Being fair to both children doesn't always mean giving the same thing to both. For example, Alex and I wouldn't be equally happy with a nice My Little Pony or a stupid set of Magic cards -- if we both got one, only one of us would be happy.

I tried to bring this up in class a couple months ago, when we were discussing designing experiments to test linguistic judgments. Say you want to compare how acceptable people find (1) vs. (2):

(1) She is easy to fight.
(2) She is eager to fight.

But you want to precede these sentences with a context where "she" is introduced, like "Mary is coming over, and she is really mad." That sortof makes sense with both, but it makes more sense with (2) than with (1). In order to avoid introducing variables, you might be tempted to use the same context for both sentences, but there's a trade-off. Maybe to really be "fair", you should use different contexts for both sentences. Then you could ensure that the transition between the context and the target sentence is always equally coherent.

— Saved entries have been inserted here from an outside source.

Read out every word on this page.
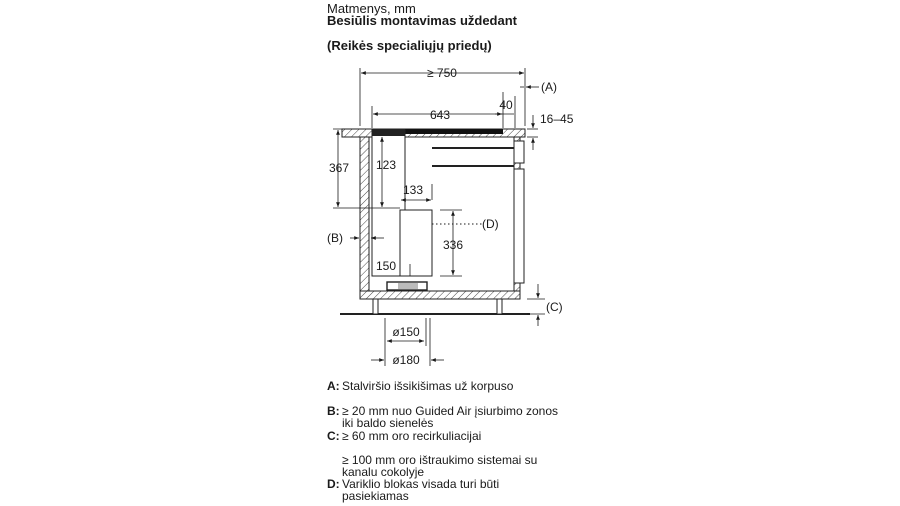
Matmenys, mm
Besiūlis montavimas uždedant
(Reikės specialiųjų priedų)
≥ 750
643
40
16–45
367 123
133
336
150
ø150
ø180
(A)
(B)
(C)
(D)
A: Stalviršio išsikišimas už korpuso
B: ≥ 20 mm nuo Guided Air įsiurbimo zonos
iki baldo sienelės
C: ≥ 60 mm oro recirkuliacijai
≥ 100 mm oro ištraukimo sistemai su
kanalu cokolyje
D: Variklio blokas visada turi būti
pasiekiamas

Speaking of coherence, is this making sense?? No one in class understood what I was talking about.

3 Comments:

At 10:39 PM, Blogger Unknown said...

Hmmm. Are there people who find (1) more acceptable than (2)? Because I find (2) perfectly acceptable on its own, whereas (1) seems to need a context. Normally, I would say "She is easy to beat" rather than "She is easy to fight."

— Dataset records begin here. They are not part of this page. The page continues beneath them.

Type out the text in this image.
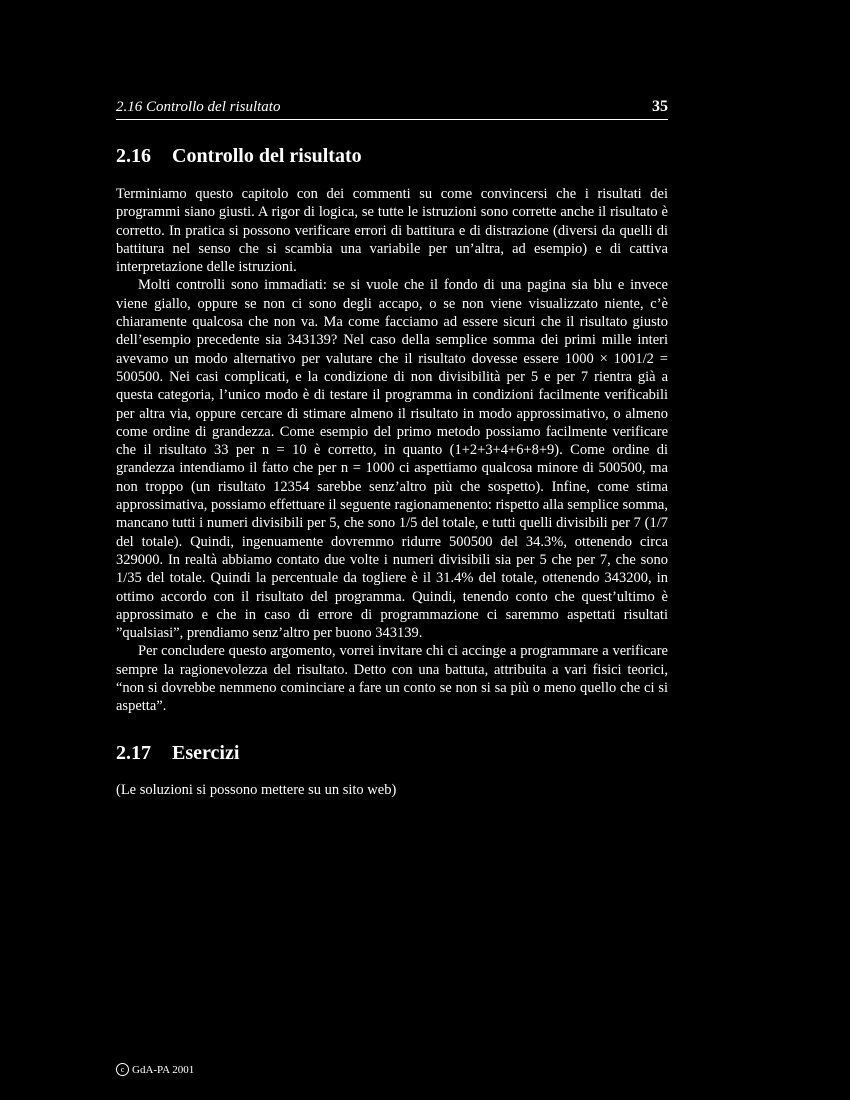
2.16 Controllo del risultato	35
2.16 Controllo del risultato

Terminiamo questo capitolo con dei commenti su come convincersi che i risultati dei programmi siano giusti. A rigor di logica, se tutte le istruzioni sono corrette anche il risultato è corretto. In pratica si possono verificare errori di battitura e di distrazione (diversi da quelli di battitura nel senso che si scambia una variabile per un’altra, ad esempio) e di cattiva interpretazione delle istruzioni.

Molti controlli sono immadiati: se si vuole che il fondo di una pagina sia blu e invece viene giallo, oppure se non ci sono degli accapo, o se non viene visualizzato niente, c’è chiaramente qualcosa che non va. Ma come facciamo ad essere sicuri che il risultato giusto dell’esempio precedente sia 343139? Nel caso della semplice somma dei primi mille interi avevamo un modo alternativo per valutare che il risultato dovesse essere 1000 × 1001/2 = 500500. Nei casi complicati, e la condizione di non divisibilità per 5 e per 7 rientra già a questa categoria, l’unico modo è di testare il programma in condizioni facilmente verificabili per altra via, oppure cercare di stimare almeno il risultato in modo approssimativo, o almeno come ordine di grandezza. Come esempio del primo metodo possiamo facilmente verificare che il risultato 33 per n = 10 è corretto, in quanto (1+2+3+4+6+8+9). Come ordine di grandezza intendiamo il fatto che per n = 1000 ci aspettiamo qualcosa minore di 500500, ma non troppo (un risultato 12354 sarebbe senz’altro più che sospetto). Infine, come stima approssimativa, possiamo effettuare il seguente ragionamenento: rispetto alla semplice somma, mancano tutti i numeri divisibili per 5, che sono 1/5 del totale, e tutti quelli divisibili per 7 (1/7 del totale). Quindi, ingenuamente dovremmo ridurre 500500 del 34.3%, ottenendo circa 329000. In realtà abbiamo contato due volte i numeri divisibili sia per 5 che per 7, che sono 1/35 del totale. Quindi la percentuale da togliere è il 31.4% del totale, ottenendo 343200, in ottimo accordo con il risultato del programma. Quindi, tenendo conto che quest’ultimo è approssimato e che in caso di errore di programmazione ci saremmo aspettati risultati ”qualsiasi”, prendiamo senz’altro per buono 343139.

Per concludere questo argomento, vorrei invitare chi ci accinge a programmare a verificare sempre la ragionevolezza del risultato. Detto con una battuta, attribuita a vari fisici teorici, “non si dovrebbe nemmeno cominciare a fare un conto se non si sa più o meno quello che ci si aspetta”.

2.17 Esercizi
(Le soluzioni si possono mettere su un sito web)
c GdA-PA 2001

But I think I see what you mean. People are assuming that to test the acceptability of the phrase, you would have to use both in the same context.

However, what you seem to be saying is that each phrase might be perfectly acceptable IN ITS OWN BEST CONTEXT, but not very acceptable in the other's best contest.

Hence the parallel to fairness. Also see Dostoevsky, Crime and Punishment. Something about tea and jailed gentlemen.

 
At 1:06 PM, Blogger Child 2.0 said...

Never, ever See: Dostoevsky.

But the point about giving each sentence its own context when determining acceptability is really interesting. It's true that if you use the same lead-in for two sentences, it could favor one or the other, but it's also true that if you use different lead-in's, you have a weaker point of comparison. two variables instead of one.

How about giving both sentences both contexts - or both sentences four contexts?

 
At 2:28 PM, Blogger Unknown said...

I thought Liz's point was that setting up the same context for each phrase that you're testing for acceptibility doesn't really test accurately.

What have you learned about the acceptability of a phrase if you set up a context in which one phrase fits, but the comparison phrase doesn't fit? Do you mark the second one "unacceptable", even if it would work fine elsewhere? And if you set up a context where the second phrase fits well, but the first phrase fails, is the first phrase now the "unacceptable" one?